Content poisoning represents a related threat: adversarial actors could create or modify web content specifically to be retrieved by AI search systems, inserting misinformation that will be synthesized into authoritative-sounding answers. PoisonedRAG (Zou et al., 2024) demonstrates the feasibility of this threat model, showing that injecting a small number of crafted passages into a retrieval corpus can reliably steer a RAG system toward attacker-chosen answers. Unlike traditional SEO manipulation (which targets ranking), content poisoning would target the content extraction and synthesis pipeline. Defenses would require both retrieval-side filtering (detecting adversarial content before it enters the synthesis pipeline) and generation-side verification (cross-referencing claims against multiple independent sources before presenting them as facts).

From Search to Research

The most ambitious direction is evolving agentic search into autonomous research: systems that can not only find and synthesize existing information but generate novel hypotheses, design experiments (computational or analytical), and evaluate their own conclusions against evidence. This requires the integration of search, reasoning, creativity, and self-criticism at a level that current systems are only beginning to approach. Early systems like STORM (Shao et al., 2024) and OpenAI Deep Research represent first steps, but they remain far from the level of autonomous intellectual inquiry needed for genuine research assistance. Embodied research agents like Voyager (Wang et al., 2023) demonstrate that autonomous agents can accumulate skills and knowledge over time in simulated environments, but extending this to open-ended scientific research in the real world remains a grand challenge.

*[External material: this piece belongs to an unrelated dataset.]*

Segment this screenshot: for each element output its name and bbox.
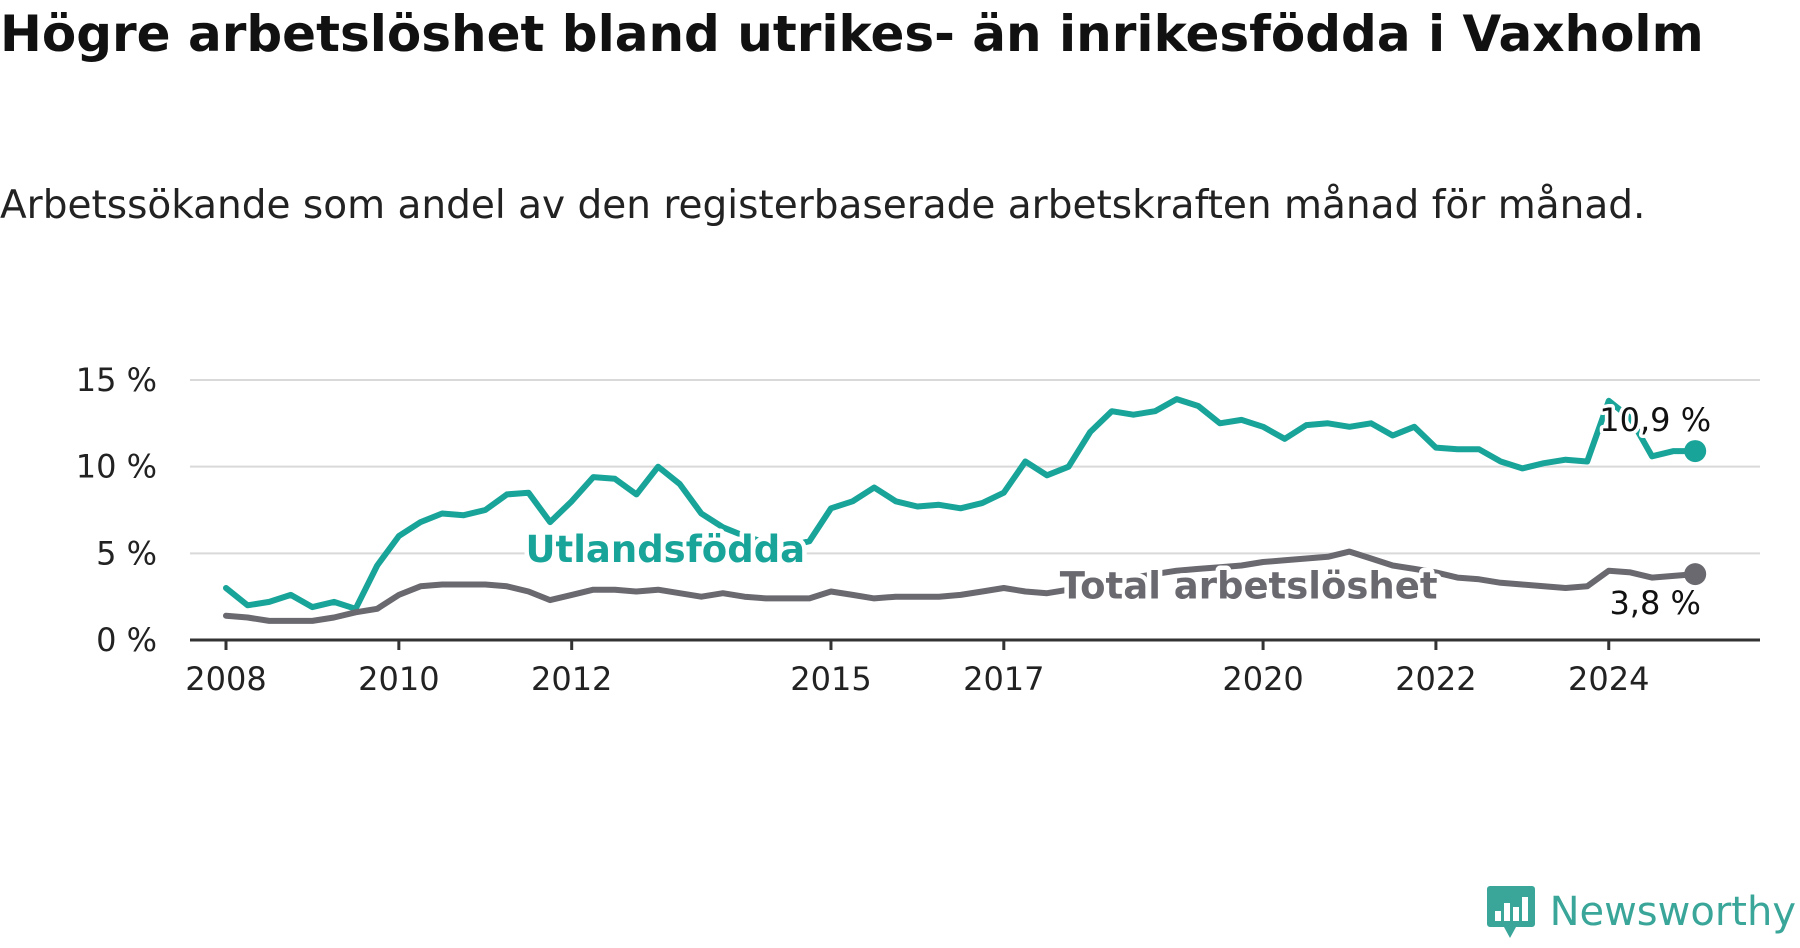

The gap between current "deep research" systems and genuine autonomous research can be characterized along three axes. First, novelty: current systems synthesize existing information but do not generate genuinely novel hypotheses or identify non-obvious connections between disparate findings. Second, methodology: current systems cannot design experiments, choose appropriate statistical tests, or evaluate the strength of evidence for causal claims. Third, meta-cognition: current systems lack the ability to assess the limits of their own analysis, identify when they are making unwarranted assumptions, or recognize when a question requires expertise beyond their training. Addressing these gaps will require advances not just in search and retrieval but in the fundamental reasoning and self-evaluation capabilities of the underlying language models.

The development of AlphaProof (DeepMind, 2024) for mathematical theorem proving and DeepSeek-Prover (Xin, 2024) for formal verification hints at what autonomous research agents might look like in formal domains: systems that can search through proof spaces, generate and verify hypotheses, and build on previously established results. Extending this paradigm to empirical research, where hypotheses are tested through data collection and statistical analysis rather than formal proof, is the next frontier.